Эйзен - стр. 47
Эйзен смотрел на охоту со стороны и не мог не признать: Мама́ умеет ловить на живца. Пожалуй, теперь он понимал отца, по молодости безумно ревновавшего жену. Но неужели же все эти серьёзные мужья – и умница Тис, и проницательный Бабель, и пяток других материнских жертв – неужели они не замечают, что она притворяется? Что медовая улыбка и медовые глаза – маска, причём довольно грубой выделки?
Не видел мать вот уже много месяцев – пока ставил свои спектакли и фильмы, – и за это время взгляд его приобрёл какую-то иную, взрослую оптику: смотрел на Юлию Ивановну, будто на стороннего человека, – и не замечал ничего, кроме примитивного наигрыша. Фальшиво было всё: как нарочито аккуратно – слабой тенью, лёгким бризом – она семенила на цыпочках по краю съёмочной площадки, чтобы не попасть в объектив камеры и не испортить кадр. Как взахлёб рассказывала о «детстве Серёженьки» (и только о нём), когда случался перекур. Как лучезарно улыбалась и с неизжитым девичьим жеманством смотрела исподлобья, представляясь новым людям: «Юлия Ивановна… Эйзенштейн» – с акцентом на фамилии – и с готовностью кивала в ответ на незаданный вопрос: да-да, я его мать.
Фальшь, фальшь! Все эти порывистые жесты, идущие словно от сердца. Все эти яркие гримасы, будто выражающие чувства. Широкие улыбки, открывающие челюсти целиком, до последнего зуба. Все эти «рассказы святой Матери», что слышал уже добрую сотню раз и знал в них каждое (лживое) слово и каждую (манерную) интонацию. Кроме них, ничего у Мама́ и не осталось, оказывается: любые другие воспоминания о жизни до революции пахли чересчур буржуазно, а суждений о сегодняшнем дне она не имела, так как не понимала в нём ничегошеньки. Мать была пуста, как испи́тая бутылка из-под молока.
«Боже, Эйзен, какая у вас мама! – обронил как-то Тиссэ. – Никогда не встречал более светлого человека».
«Вашу маму всё время хочется обнимать», – признался в другой раз Гриша.
«Джулия Ивановна заменит нам солнце, если случится пасмурный день», – это уже Бабель (молчун Бабель, что в прозе не позволял себе даже лишнего междометия! Не говоря уже об эпитетах, аллегориях и прочей «словесной шелухе»).
«Она ведь ради вас, Сергей Михайлович, хоть на Голгофу», – ещё кто-то, из ассистентов.
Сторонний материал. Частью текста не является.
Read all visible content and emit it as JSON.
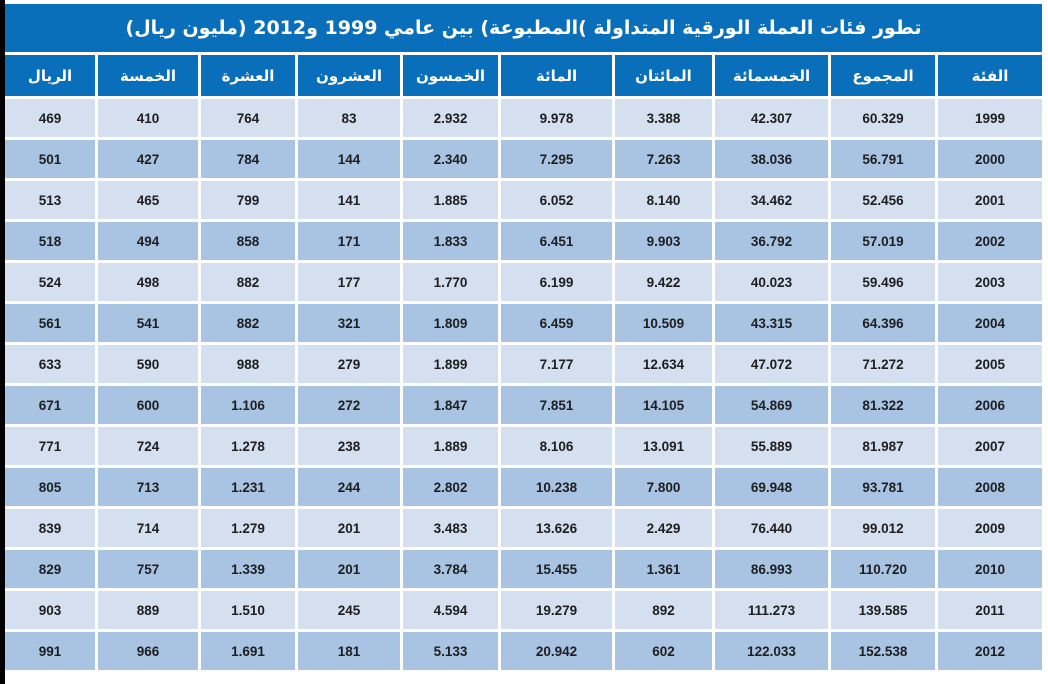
{
  "title": "تطور فئات العملة الورقية المتداولة )المطبوعة) بين عامي 1999 و2012 (مليون ريال)",
  "colors": {
    "header_blue": "#0a6fba",
    "row_light": "#d4dff0",
    "row_dark": "#a9c3e3",
    "text_dark": "#1e1e1e",
    "header_text": "#ffffff"
  },
  "table": {
    "headers": [
      "الريال",
      "الخمسة",
      "العشرة",
      "العشرون",
      "الخمسون",
      "المائة",
      "المائتان",
      "الخمسمائة",
      "المجموع",
      "الفئة"
    ],
    "rows": [
      [
        "469",
        "410",
        "764",
        "83",
        "2.932",
        "9.978",
        "3.388",
        "42.307",
        "60.329",
        "1999"
      ],
      [
        "501",
        "427",
        "784",
        "144",
        "2.340",
        "7.295",
        "7.263",
        "38.036",
        "56.791",
        "2000"
      ],
      [
        "513",
        "465",
        "799",
        "141",
        "1.885",
        "6.052",
        "8.140",
        "34.462",
        "52.456",
        "2001"
      ],
      [
        "518",
        "494",
        "858",
        "171",
        "1.833",
        "6.451",
        "9.903",
        "36.792",
        "57.019",
        "2002"
      ],
      [
        "524",
        "498",
        "882",
        "177",
        "1.770",
        "6.199",
        "9.422",
        "40.023",
        "59.496",
        "2003"
      ],
      [
        "561",
        "541",
        "882",
        "321",
        "1.809",
        "6.459",
        "10.509",
        "43.315",
        "64.396",
        "2004"
      ],
      [
        "633",
        "590",
        "988",
        "279",
        "1.899",
        "7.177",
        "12.634",
        "47.072",
        "71.272",
        "2005"
      ],
      [
        "671",
        "600",
        "1.106",
        "272",
        "1.847",
        "7.851",
        "14.105",
        "54.869",
        "81.322",
        "2006"
      ],
      [
        "771",
        "724",
        "1.278",
        "238",
        "1.889",
        "8.106",
        "13.091",
        "55.889",
        "81.987",
        "2007"
      ],
      [
        "805",
        "713",
        "1.231",
        "244",
        "2.802",
        "10.238",
        "7.800",
        "69.948",
        "93.781",
        "2008"
      ],
      [
        "839",
        "714",
        "1.279",
        "201",
        "3.483",
        "13.626",
        "2.429",
        "76.440",
        "99.012",
        "2009"
      ],
      [
        "829",
        "757",
        "1.339",
        "201",
        "3.784",
        "15.455",
        "1.361",
        "86.993",
        "110.720",
        "2010"
      ],
      [
        "903",
        "889",
        "1.510",
        "245",
        "4.594",
        "19.279",
        "892",
        "111.273",
        "139.585",
        "2011"
      ],
      [
        "991",
        "966",
        "1.691",
        "181",
        "5.133",
        "20.942",
        "602",
        "122.033",
        "152.538",
        "2012"
      ]
    ]
  }
}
«Голгофа – мужская территория, – хотел было огрызнуться в ответ. – Женщины там всего лишь сопровождение».
Но не стал.
Он хотел бы разомкнуть этим слепцам глаза – чтобы видели лучше. Хотел бы выпроводить Мама́ из Одессы – завтра же, а лучше нынче же вечером.
Но не стал.
Вместо этого вёл себя с матерью по-прежнему учтиво и вполне душевно: много смеялся и острил, даже подыгрывал ей и дурачился иногда, вспоминая детство. Словно кто-то вынуждал его носить маску любящего сына – помимо его воли. Злился на себя чертовски, но маска эта как приросла к лицу в секунду встречи с Мама́ в номере одесской гостиницы, так и не отлипала.
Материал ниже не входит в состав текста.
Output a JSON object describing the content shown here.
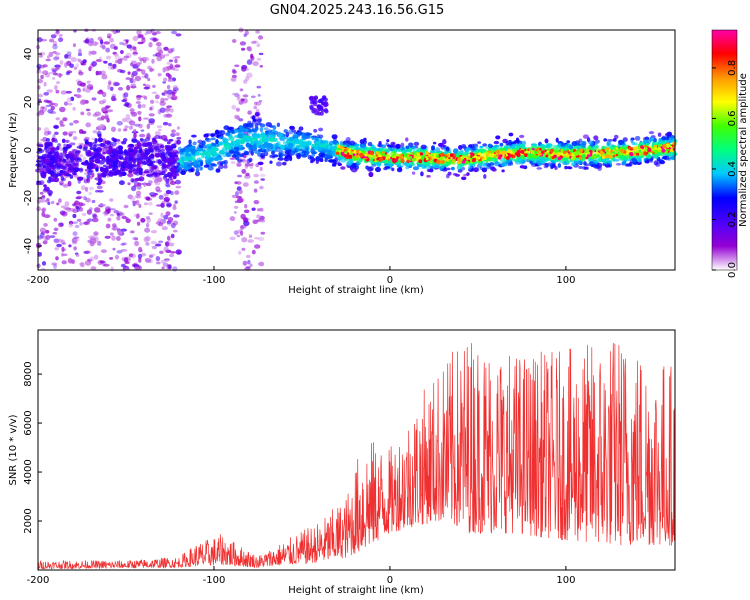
{
  "chart_data": [
    {
      "type": "heatmap",
      "title": "GN04.2025.243.16.56.G15",
      "xlabel": "Height of straight line (km)",
      "ylabel": "Frequency (Hz)",
      "xlim": [
        -200,
        162
      ],
      "ylim": [
        -50,
        50
      ],
      "x_ticks": [
        -200,
        -100,
        0,
        100
      ],
      "y_ticks": [
        -40,
        -20,
        0,
        20,
        40
      ],
      "colorbar": {
        "label": "Normalized spectral amplitude",
        "range": [
          0,
          0.95
        ],
        "ticks": [
          0.0,
          0.2,
          0.4,
          0.6,
          0.8
        ],
        "tick_labels": [
          "0.0",
          "0.2",
          "0.4",
          "0.6",
          "0.8"
        ],
        "colormap": [
          "#ffffff",
          "#9400d3",
          "#4b00ff",
          "#0000ff",
          "#00c8ff",
          "#00ff80",
          "#40ff00",
          "#ffff00",
          "#ff9900",
          "#ff0000",
          "#ff00aa"
        ]
      },
      "ridge_center_hz": [
        {
          "x": -200,
          "y": -5
        },
        {
          "x": -150,
          "y": -4
        },
        {
          "x": -120,
          "y": -4
        },
        {
          "x": -100,
          "y": -1
        },
        {
          "x": -90,
          "y": 3
        },
        {
          "x": -80,
          "y": 5
        },
        {
          "x": -60,
          "y": 3
        },
        {
          "x": -40,
          "y": 2
        },
        {
          "x": -20,
          "y": -2
        },
        {
          "x": 0,
          "y": -3
        },
        {
          "x": 20,
          "y": -3
        },
        {
          "x": 40,
          "y": -4
        },
        {
          "x": 60,
          "y": -2
        },
        {
          "x": 80,
          "y": -1
        },
        {
          "x": 100,
          "y": -2
        },
        {
          "x": 130,
          "y": -1
        },
        {
          "x": 162,
          "y": 1
        }
      ],
      "noise_regions": [
        {
          "x_range": [
            -200,
            -120
          ],
          "y_range": [
            -50,
            50
          ]
        },
        {
          "x_range": [
            -90,
            -72
          ],
          "y_range": [
            -50,
            50
          ]
        }
      ],
      "feature": {
        "x_range": [
          -45,
          -36
        ],
        "y_range": [
          15,
          22
        ]
      }
    },
    {
      "type": "line",
      "xlabel": "Height of straight line (km)",
      "ylabel": "SNR (10 * v/v)",
      "xlim": [
        -200,
        162
      ],
      "ylim": [
        0,
        9800
      ],
      "x_ticks": [
        -200,
        -100,
        0,
        100
      ],
      "y_ticks": [
        2000,
        4000,
        6000,
        8000
      ],
      "color": "#f03030",
      "series": [
        {
          "name": "SNR",
          "envelope": [
            {
              "x": -200,
              "low": 50,
              "high": 400
            },
            {
              "x": -150,
              "low": 80,
              "high": 400
            },
            {
              "x": -120,
              "low": 100,
              "high": 550
            },
            {
              "x": -110,
              "low": 150,
              "high": 1100
            },
            {
              "x": -95,
              "low": 200,
              "high": 1500
            },
            {
              "x": -85,
              "low": 150,
              "high": 1000
            },
            {
              "x": -75,
              "low": 100,
              "high": 600
            },
            {
              "x": -60,
              "low": 200,
              "high": 1200
            },
            {
              "x": -40,
              "low": 300,
              "high": 2000
            },
            {
              "x": -25,
              "low": 500,
              "high": 3000
            },
            {
              "x": -15,
              "low": 800,
              "high": 5500
            },
            {
              "x": 0,
              "low": 1500,
              "high": 5000
            },
            {
              "x": 15,
              "low": 1800,
              "high": 7000
            },
            {
              "x": 30,
              "low": 2000,
              "high": 8500
            },
            {
              "x": 45,
              "low": 1500,
              "high": 9800
            },
            {
              "x": 70,
              "low": 1500,
              "high": 9000
            },
            {
              "x": 100,
              "low": 1200,
              "high": 9000
            },
            {
              "x": 130,
              "low": 1000,
              "high": 9800
            },
            {
              "x": 162,
              "low": 1000,
              "high": 8500
            }
          ]
        }
      ]
    }
  ]
}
Она захотела сняться в массовке – тут же согласился. И даже не массовку для неё определил, а роль – эпизодическую, всего на четверть минуты экранного времени, но роль.
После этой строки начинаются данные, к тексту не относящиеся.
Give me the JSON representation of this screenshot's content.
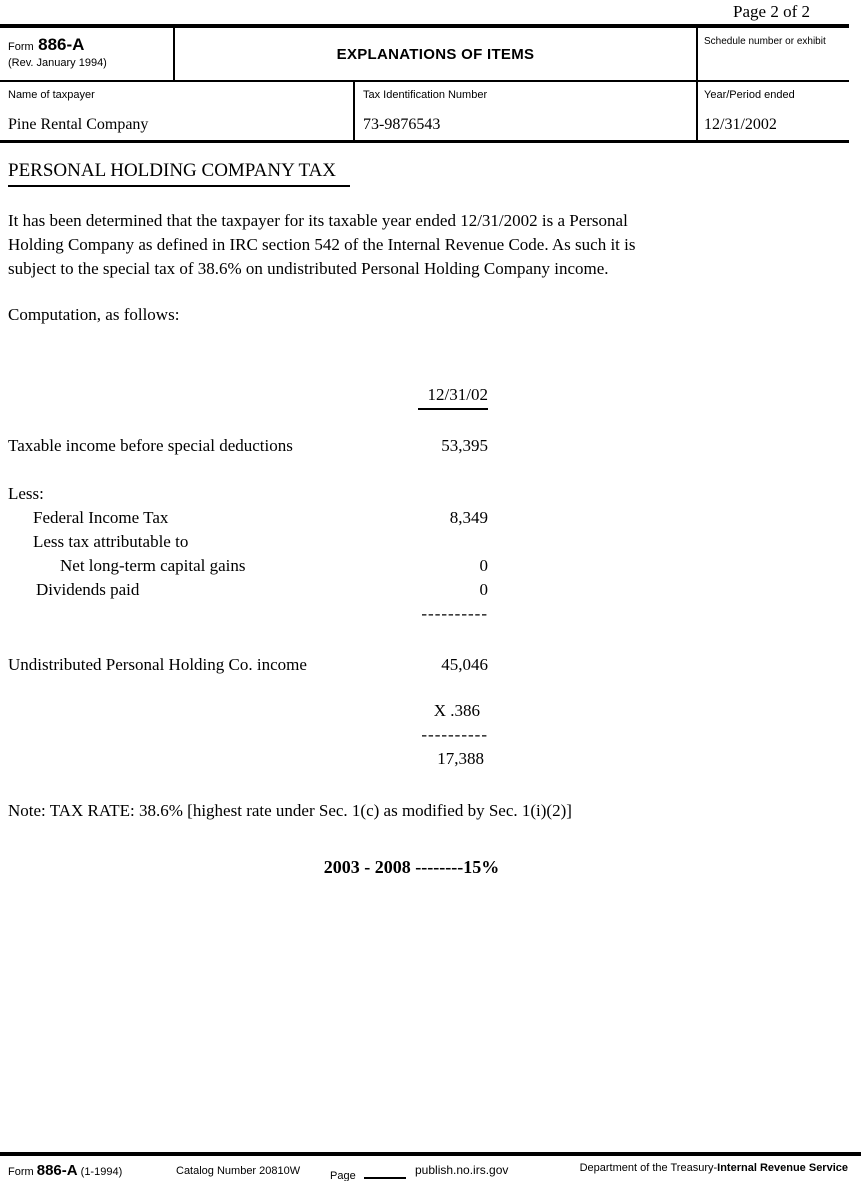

Во второй половине фильма предполагался эпизод, где горожане, возмущённые смертью невинного матроса, решают отвезти на мятежный корабль пропитание. Студенты и светские красавицы, трудяги, пожилые матроны – все прыгают в едином порыве на ялики и мчат к «Потёмкину», с мешками и кульками в руках, а кто-то даже – с живыми поросятами и гусями. Так вот, гуся было поручено транспортировать Юлии Ивановне.